In the spirit of this claim Thacker uses a myriad of examples from Black-Metal, to Kant's sublime, to Xenakis’ chaos math, to Badiou numerical being all wrapped up in a single voice. But in case you think Thacker is making a Demonology out of the whole world I must also point out that he accredits the original one/many to the trinity: " God as Creator creates many creatures. As creatures they are at once linked to God through the act of creation...But, as creatures, they are also separated from God in being mortal and rooted in the changes associated with temporality."


Ultimately Thacker identifies the swarm as characteristically imminent as opposed to emanating, By this he means that the voice of a swarm doesn't emanate from one center but imminently resonates from no-where- in-particular.


Here's the online version of the text brought to you by THE FUNAMBULIST & myself:
 http://thefunambulist.net/2012/01/13/philosophy-pulse-demons-by-eugene-thacker/#more-9600



The therd Item of the night is: my faveret Derrida quote

  “must not structure have a genesis, and must not the origin, the point of genesis, be already structured, in order to be the genesis of something?” - Darrida


The Fourth Item of the night is: Xenakis- Persepolis [GRM Mix] (1/6) 


The Fifth Item Of The Night Is: Bernie Sanders The Fed and OCCUPY WALL STREET






Bernie Sanders a known socialist takes Ben Bernanke to task for his high interest rates, and calls for emergency lawns for "small businesses." To be honest not shore how those businesses would be able to pay backs the emergency lawns in a failing economy. I do understand how the boost in production would increase general wages but without real savings how can the new salaries keep pass with the price of new products being produced. The cost of the products would have to come down and with them the wages of the workers and the result would be yet more debt. I don't know I could be wrong. I still think Sanders is a champ for asking these questions I mean it really the inconsistencies that he's challenging here.
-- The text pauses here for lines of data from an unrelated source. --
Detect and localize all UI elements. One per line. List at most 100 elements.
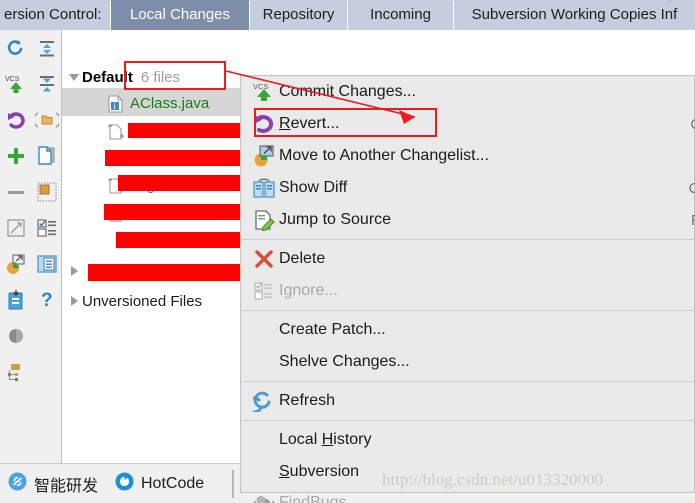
move-to-changelist-icon[interactable] <box>0 246 31 282</box>
changelist-name: Default <box>82 68 133 86</box>
menu-label-commit-changes: Commit Changes... <box>279 83 416 100</box>
menu-label-delete: Delete <box>279 250 326 267</box>
menu-accel-revert: Ctrl+Alt <box>690 116 695 133</box>
vcs-commit-icon[interactable]: VCS <box>0 66 31 102</box>
remove-changelist-icon[interactable] <box>0 174 31 210</box>
add-changelist-icon[interactable] <box>0 138 31 174</box>
changelist-file-count: 6 files <box>140 68 181 86</box>
status-label-hotcode: HotCode <box>141 474 205 492</box>
revert-icon <box>249 112 279 136</box>
vcs-toolbar-column-left: VCS <box>0 30 31 390</box>
tree-node-unversioned-files[interactable]: Unversioned Files <box>66 288 202 314</box>
menu-label-refresh: Refresh <box>279 392 336 409</box>
tab-repository[interactable]: Repository <box>250 0 347 30</box>
tree-row-aclass-java[interactable]: i AClass.java <box>108 90 209 116</box>
shelve-icon[interactable] <box>0 282 31 318</box>
tabbar-notch <box>669 0 670 2</box>
menu-label-findbugs: FindBugs <box>279 494 347 503</box>
menu-icon-placeholder <box>249 318 279 342</box>
vcs-commit-icon: VCS <box>249 80 279 104</box>
hotcode-icon <box>115 472 134 496</box>
tab-subversion-working-copies-info[interactable]: Subversion Working Copies Inf <box>454 0 695 30</box>
vcs-toolbar-column-right: ? <box>31 30 62 318</box>
status-item-hotcode[interactable]: HotCode <box>115 464 204 503</box>
group-by-icon[interactable] <box>0 354 31 390</box>
chevron-right-icon[interactable] <box>66 258 82 284</box>
menu-label-move-to-another-changelist: Move to Another Changelist... <box>279 147 489 164</box>
svg-text:?: ? <box>41 290 53 311</box>
refresh-icon[interactable] <box>0 30 31 66</box>
tab-incoming[interactable]: Incoming <box>348 0 453 30</box>
menu-label-local-history-mnemonic: H <box>321 431 334 448</box>
menu-separator <box>241 239 694 240</box>
modified-file-icon <box>108 123 124 140</box>
menu-item-move-to-another-changelist[interactable]: Move to Another Changelist... <box>241 140 694 172</box>
unversioned-files-label: Unversioned Files <box>82 292 203 310</box>
link-circle-icon <box>8 472 27 496</box>
collapse-all-icon[interactable] <box>31 66 62 102</box>
redaction-bar <box>88 264 263 281</box>
menu-label-local-history-post: istory <box>333 431 372 448</box>
status-label-smart-rd: 智能研发 <box>34 477 99 495</box>
show-diff-icon <box>249 176 279 200</box>
copy-icon[interactable] <box>31 138 62 174</box>
status-item-smart-rd[interactable]: 智能研发 <box>8 464 98 503</box>
show-folders-icon[interactable] <box>31 102 62 138</box>
menu-item-show-diff[interactable]: Show Diff Ctrl <box>241 172 695 204</box>
ignore-icon <box>249 279 279 303</box>
vcs-toolbar: VCS ? <box>0 30 62 463</box>
checkbox-list-icon[interactable] <box>31 210 62 246</box>
rollback-icon[interactable] <box>0 318 31 354</box>
menu-separator <box>241 420 694 421</box>
menu-item-subversion[interactable]: Subversion <box>241 456 694 488</box>
menu-label-local-history: Local History <box>279 431 372 449</box>
menu-item-revert[interactable]: Revert... Ctrl+Alt <box>241 108 695 140</box>
menu-separator <box>241 381 694 382</box>
tool-window-title: ersion Control: <box>4 6 102 23</box>
menu-label-shelve-changes: Shelve Changes... <box>279 353 410 370</box>
chevron-down-icon[interactable] <box>66 64 82 90</box>
preview-panel-icon[interactable] <box>31 246 62 282</box>
set-active-icon[interactable] <box>0 210 31 246</box>
show-ignored-icon[interactable] <box>31 174 62 210</box>
menu-label-revert: Revert... <box>279 115 339 133</box>
menu-item-findbugs: FindBugs <box>241 488 694 503</box>
findbugs-icon <box>249 491 279 503</box>
menu-item-shelve-changes[interactable]: Shelve Changes... <box>241 346 694 378</box>
menu-label-show-diff: Show Diff <box>279 179 348 196</box>
menu-label-local-history-pre: Local <box>279 431 322 448</box>
menu-label-revert-mnemonic: R <box>279 115 291 132</box>
version-control-window: ersion Control: Local Changes Repository… <box>0 0 695 503</box>
menu-item-local-history[interactable]: Local History <box>241 424 694 456</box>
chevron-right-icon[interactable] <box>66 288 82 314</box>
menu-item-ignore: Ignore... <box>241 275 694 307</box>
refresh-icon <box>249 389 279 413</box>
menu-label-ignore: Ignore... <box>279 282 338 299</box>
jump-to-source-icon <box>249 208 279 232</box>
tool-window-tabbar: ersion Control: Local Changes Repository… <box>0 0 695 30</box>
menu-label-subversion: Subversion <box>279 463 359 481</box>
menu-item-jump-to-source[interactable]: Jump to Source F <box>241 204 695 236</box>
menu-item-delete[interactable]: Delete <box>241 243 694 275</box>
menu-label-revert-rest: evert... <box>290 115 340 132</box>
svg-text:VCS: VCS <box>5 76 20 83</box>
svg-text:VCS: VCS <box>253 82 268 91</box>
tree-node-changelist-other[interactable] <box>66 258 82 284</box>
status-bar-divider <box>232 470 234 498</box>
expand-all-icon[interactable] <box>31 30 62 66</box>
menu-icon-placeholder <box>249 460 279 484</box>
help-icon[interactable]: ? <box>31 282 62 318</box>
menu-item-commit-changes[interactable]: VCS Commit Changes... <box>241 76 694 108</box>
menu-accel-show-diff: Ctrl <box>688 179 695 197</box>
redaction-bar <box>118 175 248 191</box>
menu-item-refresh[interactable]: Refresh <box>241 385 694 417</box>
context-menu[interactable]: VCS Commit Changes... Revert... Ctrl+Alt <box>240 75 695 503</box>
delete-x-icon <box>249 247 279 271</box>
tab-local-changes[interactable]: Local Changes <box>111 0 249 30</box>
menu-icon-placeholder <box>249 350 279 374</box>
java-file-icon: i <box>108 95 124 113</box>
tree-node-changelist-default[interactable]: Default 6 files <box>66 64 180 90</box>
file-name-aclass-java: AClass.java <box>130 94 210 112</box>
revert-icon[interactable] <box>0 102 31 138</box>
menu-item-create-patch[interactable]: Create Patch... <box>241 314 694 346</box>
Here Bernie Sanders questions Ben Bernanke on the Feds lack of transparency, interest rate inequity, and general lack of fiscal accountability. Ben Bernanke keeps his cool as usual as Sanders drills him on all sorts of corruption, to his credit his answers are pretty candied, for the most part, but the fact that Bernanke was still unable to admit that the repeal of glass steagall was a disaster is quiet alarming.
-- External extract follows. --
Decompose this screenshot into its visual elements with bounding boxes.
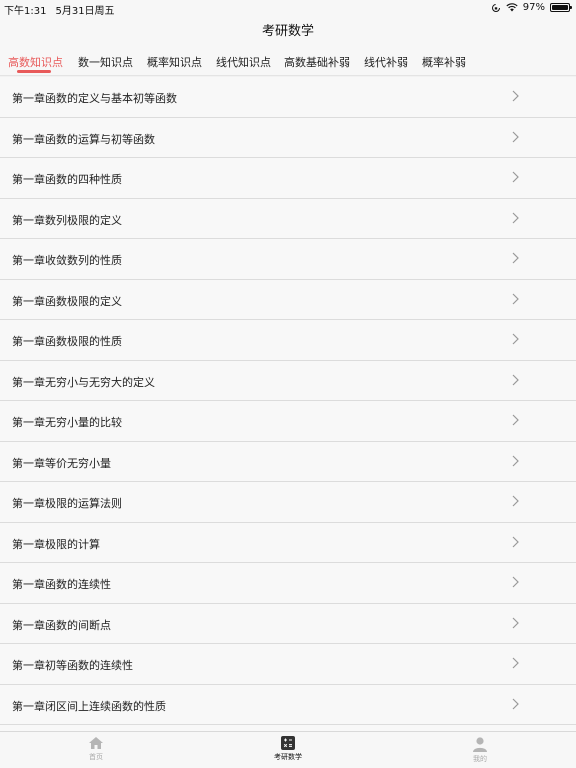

My favorite moment is when Bernie sanders states: "Let me just say this Mr. Charmin I have a hard time understanding how you've put 2.2 trillion dollars at risk without making those names available those institutions public and we are going to introduce legislation today by the way that demands that you do that, it is unacceptable  to me that that does on." Bernie Sanders, What a champ!